According to the final report from Kobre & Kim, the firm hired by the Fiscal Control Board (FCB)
to investigate the causes of the government's debt, these actions have left the banking institution open to claims and repayments in the Puerto Rican government's bankruptcy process.
This document, which is over 600 pages long, includes a breakdown of the potential causes for action that could emerge from the investigation findings. In various instances, the debt investigators are ambiguous or timid in allocating responsibility, but in the case of Popular, they were adamant to point out that they are still liable to pay for participating in an issue that they themselves had advised against.
Nonetheless, Kobre & Kim clearly states that its list of potential disputes should not be construed as legal advice and recommends further counseling on the given facts. The investigation was mainly focused on BPPR, Banco Santander, and the Government Development Bank (GDB).
According to the report, the claims against BPPR revolve around their advice to the government regarding the controversial bond issue in 2014. The evidence gathered by the firm consists mainly of a memorandum letter written by Citi and BPPR and sent to David Chafey --who back then was president of the GDB and a former Popular executive-- where they advise that the issue made no sense.

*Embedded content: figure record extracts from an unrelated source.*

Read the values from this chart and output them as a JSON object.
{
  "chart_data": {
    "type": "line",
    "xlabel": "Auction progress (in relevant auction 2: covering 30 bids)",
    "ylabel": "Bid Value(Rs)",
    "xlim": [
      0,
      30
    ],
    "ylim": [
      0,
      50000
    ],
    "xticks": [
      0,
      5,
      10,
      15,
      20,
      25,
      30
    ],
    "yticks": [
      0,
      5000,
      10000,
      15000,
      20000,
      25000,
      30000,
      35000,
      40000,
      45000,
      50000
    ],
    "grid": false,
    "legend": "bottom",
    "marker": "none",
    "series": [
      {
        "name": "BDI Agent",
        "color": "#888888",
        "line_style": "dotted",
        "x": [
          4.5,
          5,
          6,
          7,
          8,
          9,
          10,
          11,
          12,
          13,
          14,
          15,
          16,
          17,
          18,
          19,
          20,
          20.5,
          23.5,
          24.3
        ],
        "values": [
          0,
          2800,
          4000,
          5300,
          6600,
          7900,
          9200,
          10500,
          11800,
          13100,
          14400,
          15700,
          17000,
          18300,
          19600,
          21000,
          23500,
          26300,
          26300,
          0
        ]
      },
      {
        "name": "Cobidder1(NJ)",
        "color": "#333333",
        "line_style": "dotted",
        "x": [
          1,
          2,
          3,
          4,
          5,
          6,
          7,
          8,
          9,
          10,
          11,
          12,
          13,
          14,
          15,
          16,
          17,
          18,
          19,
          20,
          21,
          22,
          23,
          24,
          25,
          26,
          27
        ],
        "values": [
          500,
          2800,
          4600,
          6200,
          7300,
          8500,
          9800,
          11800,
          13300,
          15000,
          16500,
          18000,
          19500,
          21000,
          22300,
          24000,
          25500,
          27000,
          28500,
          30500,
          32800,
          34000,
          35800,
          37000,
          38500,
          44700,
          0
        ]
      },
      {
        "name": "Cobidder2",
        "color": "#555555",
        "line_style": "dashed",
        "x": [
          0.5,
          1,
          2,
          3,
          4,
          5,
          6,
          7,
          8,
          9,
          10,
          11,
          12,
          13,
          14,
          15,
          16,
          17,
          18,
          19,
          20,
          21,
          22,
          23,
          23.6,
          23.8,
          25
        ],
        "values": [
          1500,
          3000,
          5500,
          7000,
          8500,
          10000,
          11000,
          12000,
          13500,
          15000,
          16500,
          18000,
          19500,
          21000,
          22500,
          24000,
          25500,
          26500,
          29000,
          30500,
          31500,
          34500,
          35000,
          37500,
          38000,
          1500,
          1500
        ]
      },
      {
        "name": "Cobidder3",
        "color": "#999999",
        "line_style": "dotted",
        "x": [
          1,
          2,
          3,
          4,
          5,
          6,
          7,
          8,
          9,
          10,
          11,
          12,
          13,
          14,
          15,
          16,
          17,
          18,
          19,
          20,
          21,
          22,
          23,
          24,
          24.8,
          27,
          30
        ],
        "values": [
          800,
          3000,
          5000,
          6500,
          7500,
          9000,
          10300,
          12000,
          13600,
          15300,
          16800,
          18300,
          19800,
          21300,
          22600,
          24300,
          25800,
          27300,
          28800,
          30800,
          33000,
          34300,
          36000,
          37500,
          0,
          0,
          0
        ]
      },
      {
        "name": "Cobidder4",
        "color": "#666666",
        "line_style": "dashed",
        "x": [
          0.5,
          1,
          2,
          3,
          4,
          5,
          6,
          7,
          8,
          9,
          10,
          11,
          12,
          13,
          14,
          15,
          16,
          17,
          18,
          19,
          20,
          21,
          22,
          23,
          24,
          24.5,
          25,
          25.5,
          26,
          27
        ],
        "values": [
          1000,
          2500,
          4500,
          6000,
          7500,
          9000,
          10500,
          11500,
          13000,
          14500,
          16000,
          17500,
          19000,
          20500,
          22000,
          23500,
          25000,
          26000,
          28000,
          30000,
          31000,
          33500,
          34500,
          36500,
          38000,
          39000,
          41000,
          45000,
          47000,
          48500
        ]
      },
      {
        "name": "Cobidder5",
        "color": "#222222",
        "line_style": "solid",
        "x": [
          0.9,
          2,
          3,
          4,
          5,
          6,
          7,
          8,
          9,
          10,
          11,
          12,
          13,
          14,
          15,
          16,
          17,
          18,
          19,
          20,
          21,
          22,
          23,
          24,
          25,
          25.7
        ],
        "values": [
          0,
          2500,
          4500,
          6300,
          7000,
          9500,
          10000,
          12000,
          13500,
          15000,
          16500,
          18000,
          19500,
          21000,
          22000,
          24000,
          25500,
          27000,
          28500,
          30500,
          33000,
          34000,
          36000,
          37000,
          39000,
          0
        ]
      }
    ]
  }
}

Both financial institutions proposed instead to provide an immediate, tax-secured $2-billion injection to their liquidity. The government in exchange would have to approve a balanced budget act, an additional fiscal control act, and a 5-member oversight board including appointees from the Federal Reserve and the US Treasury.

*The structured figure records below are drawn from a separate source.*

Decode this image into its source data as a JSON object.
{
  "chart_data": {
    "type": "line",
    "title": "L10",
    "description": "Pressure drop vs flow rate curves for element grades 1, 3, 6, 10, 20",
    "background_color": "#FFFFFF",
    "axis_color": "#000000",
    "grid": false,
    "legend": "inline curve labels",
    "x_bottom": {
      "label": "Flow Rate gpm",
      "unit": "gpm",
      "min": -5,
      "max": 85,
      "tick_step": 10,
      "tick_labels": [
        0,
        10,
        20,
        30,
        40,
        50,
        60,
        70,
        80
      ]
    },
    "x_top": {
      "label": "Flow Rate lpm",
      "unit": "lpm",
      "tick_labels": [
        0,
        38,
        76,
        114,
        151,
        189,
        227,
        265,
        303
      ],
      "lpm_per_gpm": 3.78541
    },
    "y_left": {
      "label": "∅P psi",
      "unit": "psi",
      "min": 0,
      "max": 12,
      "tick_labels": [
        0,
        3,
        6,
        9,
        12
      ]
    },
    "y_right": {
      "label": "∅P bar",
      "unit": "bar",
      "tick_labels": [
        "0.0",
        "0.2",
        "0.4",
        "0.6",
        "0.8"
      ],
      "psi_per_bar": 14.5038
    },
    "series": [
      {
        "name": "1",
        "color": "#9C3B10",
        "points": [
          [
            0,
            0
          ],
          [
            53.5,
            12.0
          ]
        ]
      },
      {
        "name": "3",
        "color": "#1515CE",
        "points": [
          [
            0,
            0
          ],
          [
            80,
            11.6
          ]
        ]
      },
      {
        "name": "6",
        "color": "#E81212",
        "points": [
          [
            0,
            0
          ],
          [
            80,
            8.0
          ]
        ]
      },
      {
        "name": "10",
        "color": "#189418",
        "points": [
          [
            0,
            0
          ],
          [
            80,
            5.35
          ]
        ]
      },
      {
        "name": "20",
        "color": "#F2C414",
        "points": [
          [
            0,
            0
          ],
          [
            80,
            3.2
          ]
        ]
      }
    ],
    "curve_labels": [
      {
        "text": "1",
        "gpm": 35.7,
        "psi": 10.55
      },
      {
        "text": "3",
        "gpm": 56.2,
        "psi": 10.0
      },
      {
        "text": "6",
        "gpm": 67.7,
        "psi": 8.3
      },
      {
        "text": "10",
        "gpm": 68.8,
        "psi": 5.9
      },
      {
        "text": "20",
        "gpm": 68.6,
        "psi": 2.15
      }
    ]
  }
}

As a sort of foreshadowing, the ideas contained in the proposal from BPPR and Citi gained traction in US Congress, laying the foundations for the Puerto Rico Oversight, Management, and
Economic Stability Act (PROMESA).
'A Citi witness stated that it made more sense to follow some of the suggestions in the memorandum, rather than do another bond offering. The witness also expressed his view that, after having a conversation with GDB about Citi's recommendations in the memorandum, Citi could not in good conscience underwrite another bond while proposing a different path.', reads the Kobre & Kim report.
The report states that, with the assessed evidence, it is possible that a court may conclude that Popular's actions serve as a basis to equitably subordinate any claim it files in the Title III proceeding to other claims. This means that, inasmuch as BPPR has any pending claims in the bankruptcy proceedings, there could be additional claims filed against BPPR by both creditors and the FCB, forcing the bank to pay instead of being able to collect as a creditor.
'These remedies may be key to the chances of value recovery here, because other claims premised on the same conduct are likely to be barred by relevant statute of limitations and/or other defenses', the report says, explaining that, although other conducts may have already been prescribed, claims against Popular could still arise in the bankruptcy case through this recovery mechanism.
FCB Chairman Jose Carrión III had previously stated that he was ready to follow through with any cause for action determined through the investigation, and now the firm helps advance the prospect of selecting the jurisdiction for legal action. Aside from Puerto Rico, the report also mentions New York as a possible legal jurisdiction, since it has a statute of limitations of either 6 years after the event happened or two years after fraud was discovered.
After these discoveries were published, we attempted to contact BPPR, but they merely responded that 'at this moment, Popular is unable to provide specific feedback, since it involves current legal proceedings subject to strict confidentiality rules'.